Q1: Some of the key assumptions underlying LDA are:

1. Linear Separable classes- LDA assumes that different classes (here, saffron, white, green) can be separated by a linear decision boundary. If classes are not linearly separable, LDA may not perform well.
2. Normally Distributed Features (Multivariate Gaussian Distribution)- Each class should have a normal (Gaussian) distribution in feature space. If the data is skewed or non-Gaussian, LDA may fail to properly classify points.
3. Equal Covariance Across Classes (Homogeneity of Variance)- LDA assumes that the variance-covariance structure of different classes is the same.
4. Independence of Features (No Multicollinearity)- Features should not be highly correlated with each other.

Q2: Some of the hyperparameters in LDA are:

1. Components (n_components): Retains up to C-1 discriminant axes(C is no. of classes)
2. Solver (solver): 'svd' is fast; 'lsqr' and 'eigen' handle varying covariance better.
3. Shrinkage (shrinkage): Regularize covariance estimation, prevent overfitting

Q3: To evaluate how well LDA separates data, we use these metrics:

1. Accuracy, Precision, and Recall - Check classification performance using confusion matrices and F1-score.
2. Scatter Plots & Decision Boundaries - Visualizing LDA’s decision regions can help understand separation.
3. Explained Variance Ratio - Measures how much variance each component captures.
4. Cross-validation - Splitting the dataset into training and testing parts helps validate LDA's generalization ability.

Q4: Some of the limitations of LDA are:

1. The classes may not be linearly separable.
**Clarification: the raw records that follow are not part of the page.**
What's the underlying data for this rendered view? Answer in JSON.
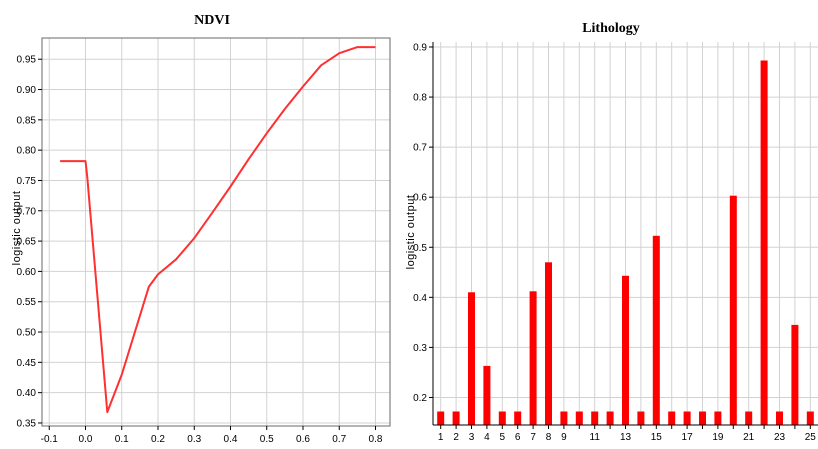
{
  "chart_data": [
    {
      "type": "line",
      "title": "NDVI",
      "xlabel": "",
      "ylabel": "logistic output",
      "xlim": [
        -0.12,
        0.84
      ],
      "ylim": [
        0.345,
        0.985
      ],
      "x_ticks": [
        "-0.1",
        "0.0",
        "0.1",
        "0.2",
        "0.3",
        "0.4",
        "0.5",
        "0.6",
        "0.7",
        "0.8"
      ],
      "y_ticks": [
        "0.35",
        "0.40",
        "0.45",
        "0.50",
        "0.55",
        "0.60",
        "0.65",
        "0.70",
        "0.75",
        "0.80",
        "0.85",
        "0.90",
        "0.95"
      ],
      "grid": true,
      "color": "#ff3030",
      "series": [
        {
          "x": [
            -0.07,
            0.0,
            0.005,
            0.06,
            0.1,
            0.175,
            0.2,
            0.25,
            0.3,
            0.35,
            0.4,
            0.45,
            0.5,
            0.55,
            0.6,
            0.65,
            0.7,
            0.75,
            0.8
          ],
          "y": [
            0.782,
            0.782,
            0.755,
            0.368,
            0.43,
            0.575,
            0.595,
            0.62,
            0.655,
            0.697,
            0.74,
            0.785,
            0.828,
            0.868,
            0.905,
            0.94,
            0.96,
            0.97,
            0.97
          ]
        }
      ]
    },
    {
      "type": "bar",
      "title": "Lithology",
      "xlabel": "",
      "ylabel": "logistic output",
      "ylim": [
        0.145,
        0.91
      ],
      "categories": [
        "1",
        "2",
        "3",
        "4",
        "5",
        "6",
        "7",
        "8",
        "9",
        "10",
        "11",
        "12",
        "13",
        "14",
        "15",
        "16",
        "17",
        "18",
        "19",
        "20",
        "21",
        "22",
        "23",
        "24",
        "25"
      ],
      "x_tick_labels": [
        "1",
        "2",
        "3",
        "4",
        "5",
        "6",
        "7",
        "8",
        "9",
        "",
        "11",
        "",
        "13",
        "",
        "15",
        "",
        "17",
        "",
        "19",
        "",
        "21",
        "",
        "23",
        "",
        "25"
      ],
      "values": [
        0.172,
        0.172,
        0.41,
        0.263,
        0.172,
        0.172,
        0.412,
        0.47,
        0.172,
        0.172,
        0.172,
        0.172,
        0.443,
        0.172,
        0.523,
        0.172,
        0.172,
        0.172,
        0.172,
        0.603,
        0.172,
        0.873,
        0.172,
        0.345,
        0.172
      ],
      "y_ticks": [
        "0.2",
        "0.3",
        "0.4",
        "0.5",
        "0.6",
        "0.7",
        "0.8",
        "0.9"
      ],
      "grid": true,
      "color": "#ff0000"
    }
  ]
}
For mitigating this limitation, we can use kernel LDA or SVMs.
2.  LDA produces at most C-1 projections i.e., it reduces original features dimensionality to at most C-1 dimensions. Thus, if the classification error after LDA is high and more features are needed, some other method must be employed to provide those additional features.
3. Assumption of Normality and Equal Covariance - If data isn’t normally distributed, we can use QDA (Quadratic Discriminant Analysis) instead.

Q5: This assignment on LDA has many applications in classification problems, including:

1. Image Recognition (Face & Object Detection) - Used in Fisherfaces for face recognition.
2. Text & Topic Classification - Used in Natural Language Processing (NLP) to classify news articles or detect spam emails.
3. Disease Classification on patients’ data - Classifying diseases as mild, moderate, or severe using various parameters of patient health
4. Radar and Signal Processing - Used to separate noise from real signals in radar systems.
5. Biometric Authentication - Used in fingerprint and iris recognition.